Le quotidien de la pensée unique Le Monde (4) souligne bizarrement, par deux fois, les opinions philosophiques prêtées au nouveau ministre M. Thierry Breton, le présentant comme "catholique", puis comme "se défendant d'être franc-maçon". Or, a priori, une telle question n'a rien à voir avec sa nouvelle responsabilité. Est-ce à nous suggérer d'autres raisons pour la focalisation contre M. Gaymard, dont l'appartement, assurément maladroit, n'aurait été qu'un prétexte ? Nous n'en croyons rien et, d'ailleurs, on ne devrait même pas lire un torchon trotskiste comme Le Monde. Au moins M. Breton, acceptant de diminuer sa rémunération de 85 % part avec un crédit de désintéressement (5).
Plus significatif serait l'examen du rôle passé de M. Breton, dont le suffrage universel n'a jamais entendu parler.
À la présidence de France Telecom, il aura été, dans divers dossiers, un assez bon défenseur de la reconversion hypocrite des privilèges menacés du monopoleur historique.
Sera-t-il, à Bercy, le défenseur du bastion de l'Inspection des Finances, ou au contraire son liquidateur ? Nous aimerions pouvoir rêver fût-ce d'une infime probabilité de cette seconde hypothèse.

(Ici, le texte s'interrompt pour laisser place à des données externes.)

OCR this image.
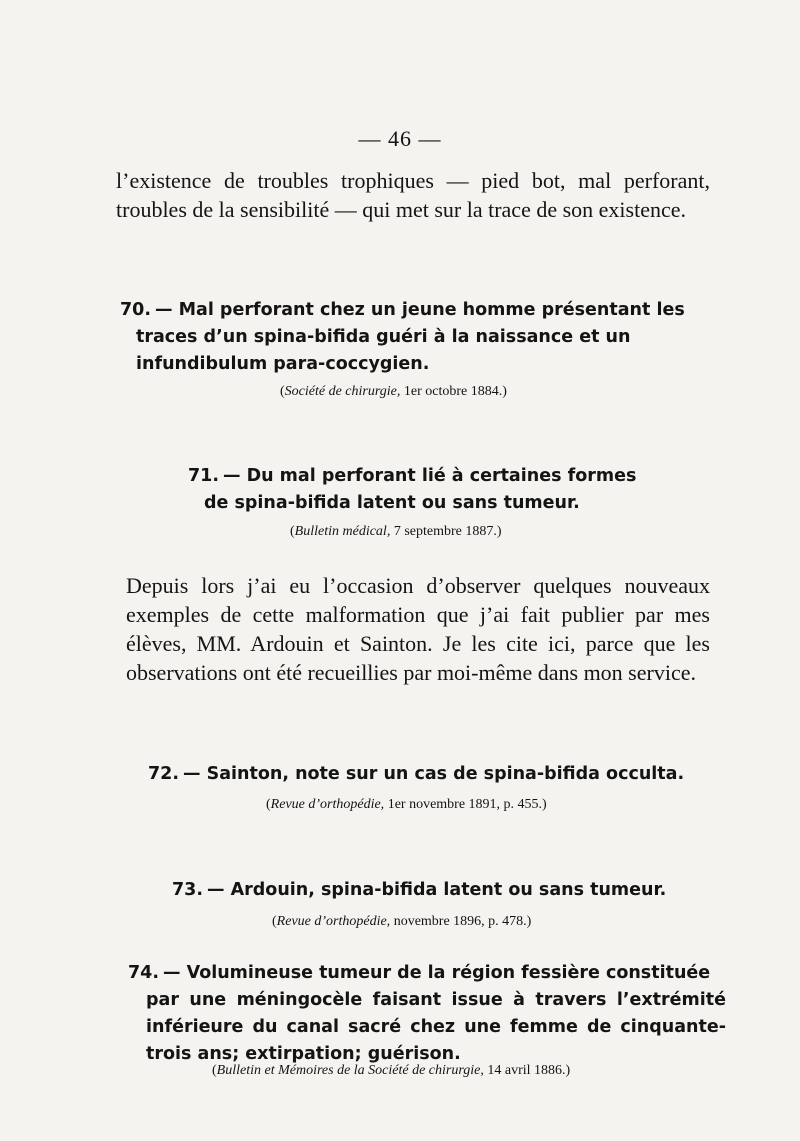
— 46 —

l’existence de troubles trophiques — pied bot, mal perforant, troubles de la sensibilité — qui met sur la trace de son existence.

70. — Mal perforant chez un jeune homme présentant les
traces d’un spina-bifida guéri à la naissance et un infundibulum para-coccygien.

(Société de chirurgie, 1er octobre 1884.)

71. — Du mal perforant lié à certaines formes
de spina-bifida latent ou sans tumeur.

(Bulletin médical, 7 septembre 1887.)

Depuis lors j’ai eu l’occasion d’observer quelques nouveaux exemples de cette malformation que j’ai fait publier par mes élèves, MM. Ardouin et Sainton. Je les cite ici, parce que les observations ont été recueillies par moi-même dans mon service.

72. — Sainton, note sur un cas de spina-bifida occulta.

(Revue d’orthopédie, 1er novembre 1891, p. 455.)

73. — Ardouin, spina-bifida latent ou sans tumeur.

(Revue d’orthopédie, novembre 1896, p. 478.)

74. — Volumineuse tumeur de la région fessière constituée
par une méningocèle faisant issue à travers l’extrémité inférieure du canal sacré chez une femme de cinquante-trois ans; extirpation; guérison.

(Bulletin et Mémoires de la Société de chirurgie, 14 avril 1886.)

Nous avons cependant du mal à nous la représenter.
La malédiction de notre système de gouvernement est d'être aujourd'hui dépendant, non des remous d'une assemblée parlementaire comme sous la IVe république, mais des blocages d'appareils syndicaux représentatifs des fonctionnaires. Ce ne sont plus les partis, ce sont les syndicats et les médiats qui paralysent tout.
Il y a une malédiction de "Bercy" : le capitaine pourrait n'être qu'un fantôme, le bateau ivre poursuivrait sa route inexorablement attaché à la ruine lente de la France, à la paupérisation égalitariste des Français et aux privilèges hypocrites d'une arrogante fonction publique.